In some cases, if that parent left Hong Kong and never naturalized as a BDTC, then that person actually lost their HK PR. (My dad remembers getting a letter from HK at the time he left stating this.)
The really interesting bit though is that it only says your parent has to be a Chinese national settled abroad at birth - no mention of holding HK PR at birth, only at the time of application. Previously, I've noted ways that HK seemed to favor children with Chinese nationality over those born with foreign nationality, but this flips everything I've said on its head.
So take a Chinese mainlander who marries and moves to Canada (and has no connection to HK at this point in time), settles there, has a child born in Canada, then naturalizes as a Canadian, and then later is able to come to HK as a Canadian citizen (say under GEP) and gets ROA after saying 7 years there.
That person's child seems to be eligible for ASSG (as long as the other requirements like age, degree, work experiece, etc at met).
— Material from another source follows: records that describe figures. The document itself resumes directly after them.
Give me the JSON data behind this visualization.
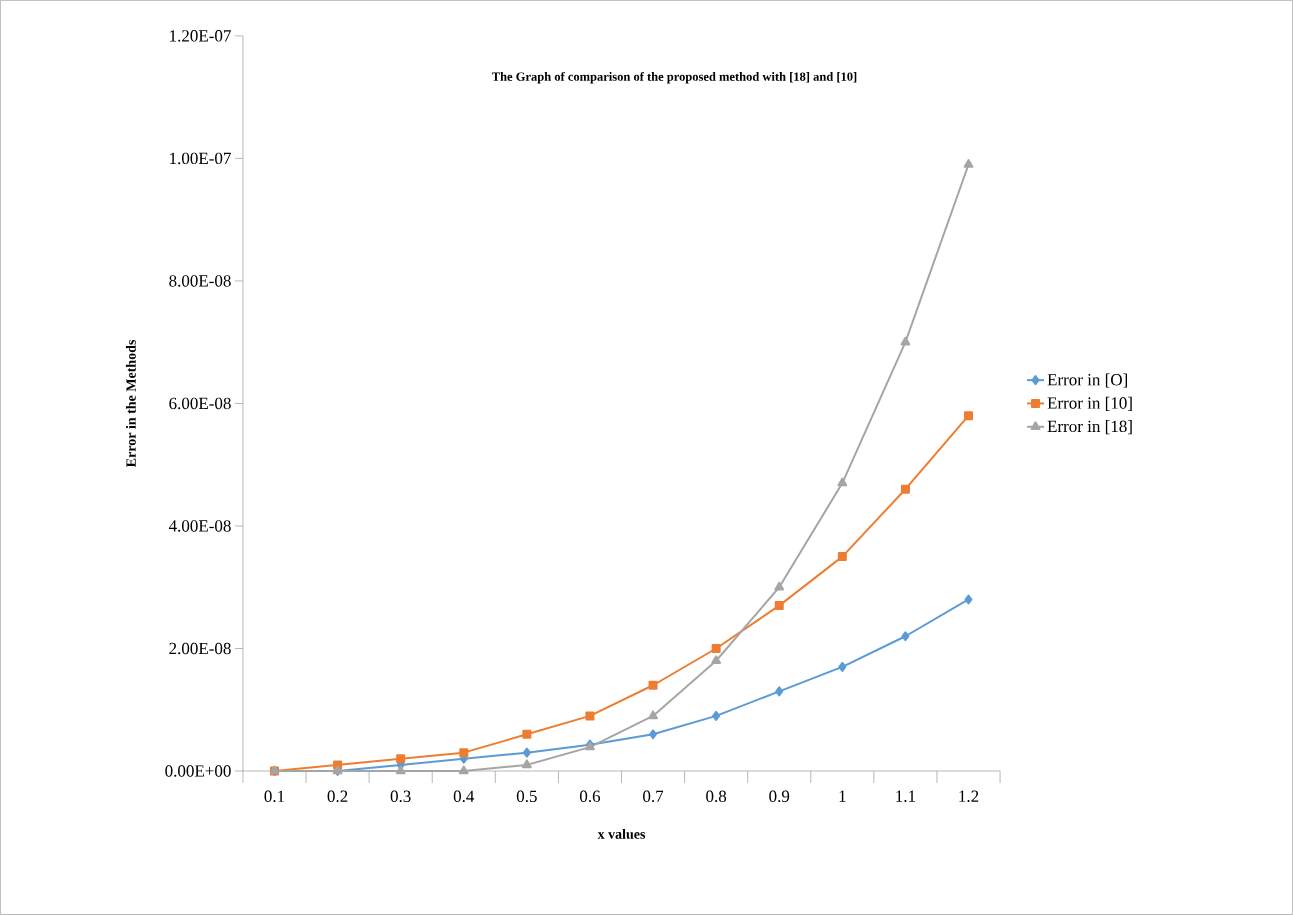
{
  "chart_data": {
    "type": "line",
    "title": "The Graph of comparison of the proposed method with [18] and [10]",
    "xlabel": "x values",
    "ylabel": "Error in the Methods",
    "categories": [
      "0.1",
      "0.2",
      "0.3",
      "0.4",
      "0.5",
      "0.6",
      "0.7",
      "0.8",
      "0.9",
      "1",
      "1.1",
      "1.2"
    ],
    "series": [
      {
        "name": "Error in [O]",
        "color": "#5b9bd5",
        "marker": "diamond",
        "values": [
          0,
          0,
          1e-09,
          2e-09,
          3e-09,
          4.3e-09,
          6e-09,
          9e-09,
          1.3e-08,
          1.7e-08,
          2.2e-08,
          2.8e-08
        ]
      },
      {
        "name": "Error in [10]",
        "color": "#ed7d31",
        "marker": "square",
        "values": [
          0,
          1e-09,
          2e-09,
          3e-09,
          6e-09,
          9e-09,
          1.4e-08,
          2e-08,
          2.7e-08,
          3.5e-08,
          4.6e-08,
          5.8e-08
        ]
      },
      {
        "name": "Error in [18]",
        "color": "#a5a5a5",
        "marker": "triangle",
        "values": [
          0,
          0,
          0,
          0,
          1e-09,
          3.9e-09,
          9e-09,
          1.8e-08,
          3e-08,
          4.7e-08,
          7e-08,
          9.9e-08
        ]
      }
    ],
    "ylim": [
      0,
      1.2e-07
    ],
    "yticks": [
      {
        "value": 0,
        "label": "0.00E+00"
      },
      {
        "value": 2e-08,
        "label": "2.00E-08"
      },
      {
        "value": 4e-08,
        "label": "4.00E-08"
      },
      {
        "value": 6e-08,
        "label": "6.00E-08"
      },
      {
        "value": 8e-08,
        "label": "8.00E-08"
      },
      {
        "value": 1e-07,
        "label": "1.00E-07"
      },
      {
        "value": 1.2e-07,
        "label": "1.20E-07"
      }
    ],
    "grid": false,
    "legend": "right",
    "line_style": "solid"
  }
}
However, if the parent were for some reason not deemed to be settled abroad, and by the time the parent gets HK PR the child is over 21, then the child gets nothing (even though in this case the child may possess Chinese nationality).
On the other hand, an HK PR parent (who has this status at the time of birth of the child), who later naturalises to a foreign nationality and then has to renounce the Chinese citizenship (e.g. applying for a security clearance in a foreign country with the parent's other nationality) and doesn't get the chance to return to HK in over 3 years, will get downgraded to RTL. With only RTL, even though the parent had HK PR status at the time of the child's birth, the child would seem to not be elgible for ASSG.